Letcombe Bassett is a pretty little village, arranged above a steep-sided valley that is the source of the Letcombe Brook. In the springtime roadside verges in the village are pretty with snowdrops and daffodils. Although not on the high downs, when approaching Letcombe Bassett from Childrey about three miles to the north, it is apparent that this is a proper downland village. It is a quiet village as traffic has no reason to pass through unless it has a purpose to come to the village.

Location map:

Approaching from Letcombe Regis, a mile and a half to the north-east, the road follows the route of the Letcombe Brook, but at a higher level. As the road enters the village it drops to cross the brook at the watercress beds where the old ford is still clearly visible. A bench has thoughtfully been provided here to enable visitors to relax and admire the peaceful scene. Watercress was once a thriving industry as local springs provide the pure water it needs for successful cultivation. Bassett Cress was sold as far away as Covent Garden.

The origins of the village name probably meant that it was a valley of a man called Leoda. However an alternative theory is that "Ledecumbe", comes from the "lede in the combe" - "the brook in the valley", whilst a perhaps more imaginative theory is that onlookers of a nearby battle between Alfred and the Danes shouted "Let it come, Let it come!" as the blood poured down the hillside and into the river. In 1158 "Bassett" was added to the name from the name of Richard Basset, who then owned the manor, to identify it from the nearby possessions of the Crown.

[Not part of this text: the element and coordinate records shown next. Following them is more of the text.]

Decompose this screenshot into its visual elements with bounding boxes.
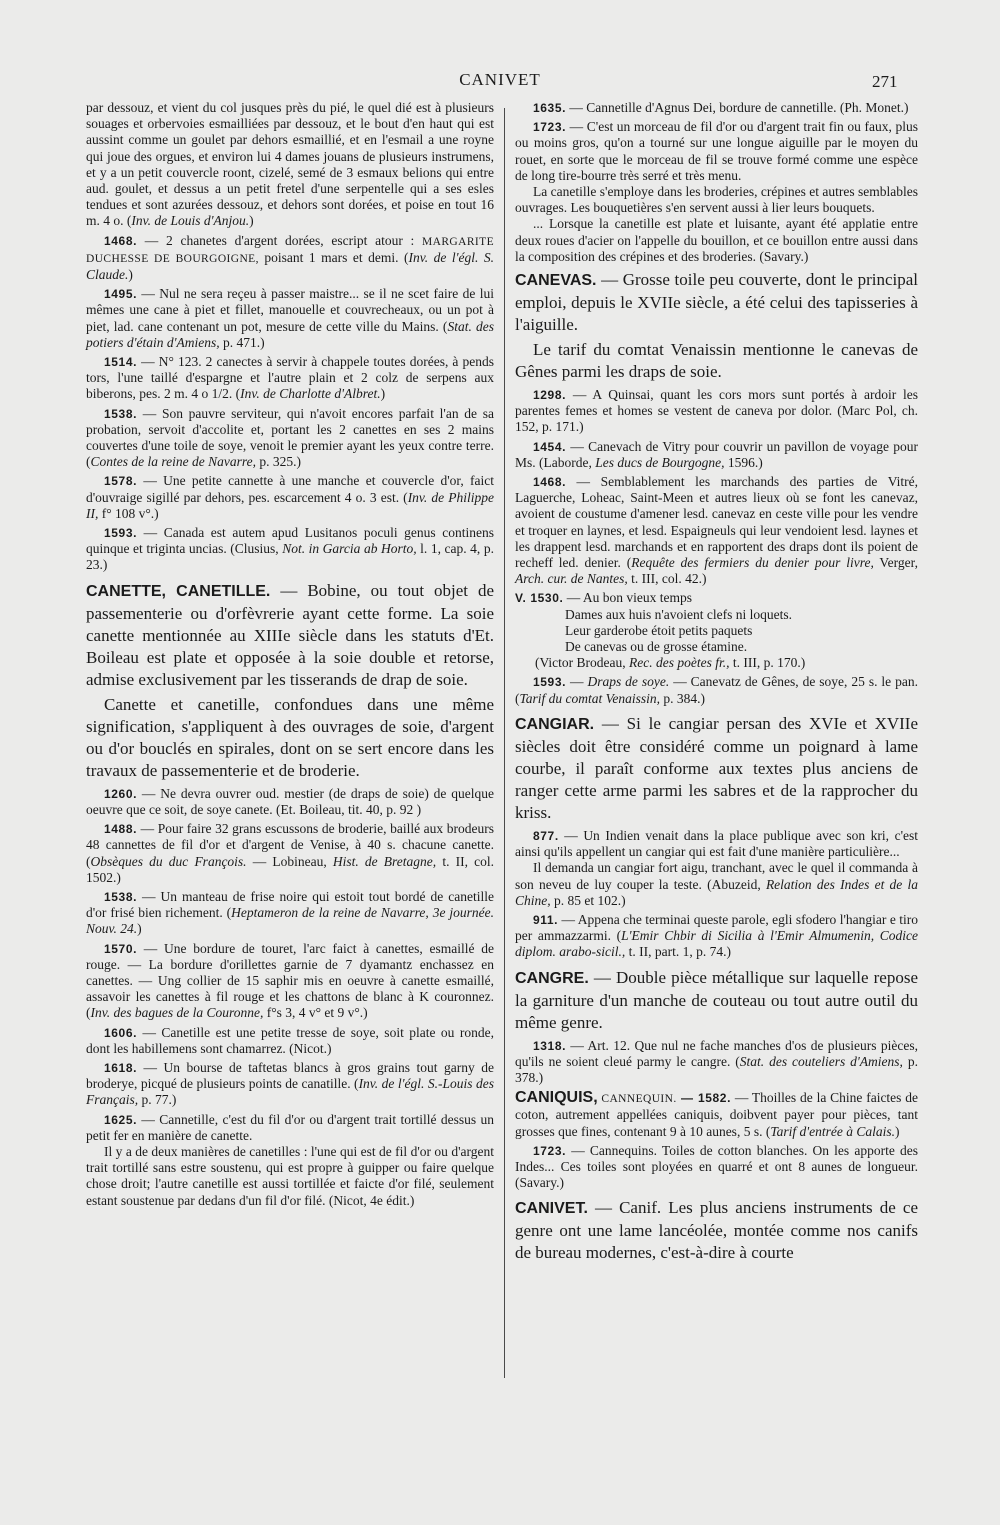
article-canivet: CANIVET. — Canif. Les plus anciens instruments de ce genre ont une lame lancéolée, montée comme nos canifs de bureau modernes, c'est-à-dire à courte xyxy=(515,1198,918,1263)
entry-1593-draps: 1593. — Draps de soye. — Canevatz de Gênes, de soye, 25 s. le pan. (Tarif du comtat Venaissin, p. 384.) xyxy=(515,674,918,706)
entry-1570: 1570. — Une bordure de touret, l'arc faict à canettes, esmaillé de rouge. — La bordure d'orillettes garnie de 7 dyamantz enchassez en canettes. — Ung collier de 15 saphir mis en oeuvre à canette esmaillé, assavoir les canettes à fil rouge et les chattons de blanc à K couronnez. (Inv. des bagues de la Couronne, f°s 3, 4 v° et 9 v°.) xyxy=(86,940,494,1021)
article-canette: CANETTE, CANETILLE. — Bobine, ou tout objet de passementerie ou d'orfèvrerie ayant cette forme. La soie canette mentionnée au XIIIe siècle dans les statuts d'Et. Boileau est plate et opposée à la soie double et retorse, admise exclusivement par les tisserands de drap de soie. xyxy=(86,580,495,689)
entry-1538: 1538. — Son pauvre serviteur, qui n'avoit encores parfait l'an de sa probation, servoit d'accolite et, portant les 2 canettes en ses 2 mains couvertes d'une toile de soye, venoit le premier ayant les yeux contre terre. (Contes de la reine de Navarre, p. 325.) xyxy=(86,405,494,470)
right-column xyxy=(515,100,918,1267)
article-cangre: CANGRE. — Double pièce métallique sur laquelle repose la garniture d'un manche de couteau ou tout autre outil du même genre. xyxy=(515,967,918,1032)
article-canevas: CANEVAS. — Grosse toile peu couverte, dont le principal emploi, depuis le XVIIe siècle, a été celui des tapisseries à l'aiguille. xyxy=(515,270,918,335)
verse-line: V. 1530. — Au bon vieux temps xyxy=(515,590,693,606)
entry-1625-continued: Il y a de deux manières de canetilles : l'une qui est de fil d'or ou d'argent trait tortillé sans estre soustenu, qui est propre à guipper ou faire quelque chose droit; l'autre canetille est aussi tortillée et faicte d'or filé, seulement estant soustenue par dedans d'un fil d'or filé. (Nicot, 4e édit.) xyxy=(86,1143,494,1208)
running-head: CANIVET xyxy=(459,70,541,89)
verse-line: Dames aux huis n'avoient clefs ni loquets. xyxy=(565,606,793,622)
entry-1538-heptameron: 1538. — Un manteau de frise noire qui estoit tout bordé de canetille d'or frisé bien richement. (Heptameron de la reine de Navarre, 3e journée. Nouv. 24.) xyxy=(86,888,494,937)
canevas-paragraph-2: Le tarif du comtat Venaissin mentionne le canevas de Gênes parmi les draps de soie. xyxy=(515,340,918,382)
article-cangiar: CANGIAR. — Si le cangiar persan des XVIe et XVIIe siècles doit être considéré comme un poignard à lame courbe, il paraît conforme aux textes plus anciens de ranger cette arme parmi les sabres et de la rapprocher du kriss. xyxy=(515,713,918,822)
entry-1635: 1635. — Cannetille d'Agnus Dei, bordure de cannetille. (Ph. Monet.) xyxy=(533,100,909,115)
verse-line: De canevas ou de grosse étamine. xyxy=(565,639,748,655)
entry-1495: 1495. — Nul ne sera reçeu à passer maistre... se il ne scet faire de lui mêmes une cane à piet et fillet, manouelle et couvrecheaux, ou un pot à piet, lad. cane contenant un pot, mesure de cette ville du Mains. (Stat. des potiers d'étain d'Amiens, p. 471.) xyxy=(86,286,495,350)
entry-1593: 1593. — Canada est autem apud Lusitanos poculi genus continens quinque et triginta uncias. (Clusius, Not. in Garcia ab Horto, l. 1, cap. 4, p. 23.) xyxy=(86,525,494,573)
entry-1468-canevas: 1468. — Semblablement les marchands des parties de Vitré, Laguerche, Loheac, Saint-Meen et autres lieux où se font les canevaz, avoient de coustume d'amener lesd. canevaz en ceste ville pour les vendre et troquer en laynes, et lesd. Espaigneuls qui leur vendoient lesd. laynes et les drappent lesd. marchands et en rapportent des draps dont ils poient de recheff led. denier. (Requête des fermiers du denier pour livre, Verger, Arch. cur. de Nantes, t. III, col. 42.) xyxy=(515,474,918,587)
entry-1468: 1468. — 2 chanetes d'argent dorées, escript atour : MARGARITE DUCHESSE DE BOURGOIGNE, poisant 1 mars et demi. (Inv. de l'égl. S. Claude.) xyxy=(86,232,494,283)
entry-911: 911. — Appena che terminai queste parole, egli sfodero l'hangiar e tiro per ammazzarmi. (L'Emir Chbir di Sicilia à l'Emir Almumenin, Codice diplom. arabo-sicil., t. II, part. 1, p. 74.) xyxy=(515,911,918,960)
verse-line: Leur garderobe étoit petits paquets xyxy=(565,622,753,638)
entry-1723-p2: La canetille s'employe dans les broderies, crépines et autres semblables ouvrages. Les bouquetières s'en servent aussi à lier leurs bouquets. xyxy=(515,184,918,216)
entry-877-p2: Il demanda un cangiar fort aigu, tranchant, avec le quel il commanda à son neveu de luy couper la teste. (Abuzeid, Relation des Indes et de la Chine, p. 85 et 102.) xyxy=(515,860,918,908)
article-caniquis: CANIQUIS, CANNEQUIN. — 1582. — Thoilles de la Chine faictes de coton, autrement appellées caniquis, doibvent payer pour pièces, tant grosses que fines, contenant 9 à 10 aunes, 5 s. (Tarif d'entrée à Calais.) xyxy=(515,1089,918,1139)
entry-1488: 1488. — Pour faire 32 grans escussons de broderie, baillé aux brodeurs 48 cannettes de fil d'or et d'argent de Venise, à 40 s. chacune canette. (Obsèques du duc François. — Lobineau, Hist. de Bretagne, t. II, col. 1502.) xyxy=(86,821,494,885)
entry-1606: 1606. — Canetille est une petite tresse de soye, soit plate ou ronde, dont les habillemens sont chamarrez. (Nicot.) xyxy=(86,1024,494,1056)
entry-1454: 1454. — Canevach de Vitry pour couvrir un pavillon de voyage pour Ms. (Laborde, Les ducs de Bourgogne, 1596.) xyxy=(515,438,918,470)
entry-877: 877. — Un Indien venait dans la place publique avec son kri, c'est ainsi qu'ils appellent un cangiar qui est fait d'une manière particulière... xyxy=(515,827,918,860)
entry-1318: 1318. — Art. 12. Que nul ne fache manches d'os de plusieurs pièces, qu'ils ne soient cleué parmy le cangre. (Stat. des couteliers d'Amiens, p. 378.) xyxy=(515,1037,918,1085)
entry-1618: 1618. — Un bourse de taftetas blancs à gros grains tout garny de broderye, picqué de plusieurs points de canatille. (Inv. de l'égl. S.-Louis des Français, p. 77.) xyxy=(86,1059,494,1108)
verse-source: (Victor Brodeau, Rec. des poètes fr., t. III, p. 170.) xyxy=(535,655,806,671)
intro-paragraph: par dessouz, et vient du col jusques près du pié, le quel dié est à plusieurs souages et orbervoies esmailliées par dessouz, et le bout d'en haut qui est aussint comme un goulet par dehors esmaillié, et en l'esmail a une royne qui joue des orgues, et environ lui 4 dames jouans de plusieurs instrumens, et y a un petit couvercle roont, cizelé, semé de 3 esmaux belions qui entre aud. goulet, et dessus a un petit fretel d'une serpentelle qui a ses esles tendues et sont azurées dessouz, et dehors sont dorées, et poise en tout 16 m. 4 o. (Inv. de Louis d'Anjou.) xyxy=(86,100,494,229)
entry-1723-cannequins: 1723. — Cannequins. Toiles de cotton blanches. On les apporte des Indes... Ces toiles sont ployées en quarré et ont 8 aunes de longueur. (Savary.) xyxy=(515,1142,918,1191)
verse-1530 xyxy=(515,590,918,671)
canette-paragraph-2: Canette et canetille, confondues dans une même signification, s'appliquent à des ouvrages de soie, d'argent ou d'or bouclés en spirales, dont on se sert encore dans les travaux de passementerie et de broderie. xyxy=(86,694,494,780)
column-rule xyxy=(504,108,505,1378)
entry-1298: 1298. — A Quinsai, quant les cors mors sunt portés à ardoir les parentes femes et homes se vestent de caneva por dolor. (Marc Pol, ch. 152, p. 171.) xyxy=(515,387,918,435)
entry-1514: 1514. — N° 123. 2 canectes à servir à chappele toutes dorées, à pends tors, l'une taillé d'espargne et l'autre plain et 2 colz de serpens aux biberons, pes. 2 m. 4 o 1/2. (Inv. de Charlotte d'Albret.) xyxy=(86,354,494,402)
page-number: 271 xyxy=(872,72,898,91)
entry-1260: 1260. — Ne devra ouvrer oud. mestier (de draps de soie) de quelque oeuvre que ce soit, de soye canete. (Et. Boileau, tit. 40, p. 92 ) xyxy=(86,785,494,817)
entry-1723: 1723. — C'est un morceau de fil d'or ou d'argent trait fin ou faux, plus ou moins gros, qu'on a tourné sur une longue aiguille par le moyen du rouet, en sorte que le morceau de fil se trouve formé comme une espèce de long tire-bourre très serré et très menu. xyxy=(515,119,918,183)
entry-1625: 1625. — Cannetille, c'est du fil d'or ou d'argent trait tortillé dessus un petit fer en manière de canette. xyxy=(86,1111,494,1143)
entry-1723-p3: ... Lorsque la canetille est plate et luisante, ayant été applatie entre deux roues d'acier on l'appelle du bouillon, et ce bouillon entre aussi dans la composition des crépines et des broderies. (Savary.) xyxy=(515,216,918,264)
left-column xyxy=(86,100,494,1212)
entry-1578: 1578. — Une petite cannette à une manche et couvercle d'or, faict d'ouvraige sigillé par dehors, pes. escarcement 4 o. 3 est. (Inv. de Philippe II, f° 108 v°.) xyxy=(86,473,494,521)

On the south edge of the village opposite the racing stables is the attractive little parish church of St Michael and All Angels which has a 12th century chancel and nave. The tower dates from the 13th century and the most recent parts of the church date from the 19th century when it was restored.

About half a mile to the south east of the village is Letcombe Castle, a Ridgeway hill fort which is also known as Segsbury Camp.

Letcombe Basset is about two miles south-west of Wantage.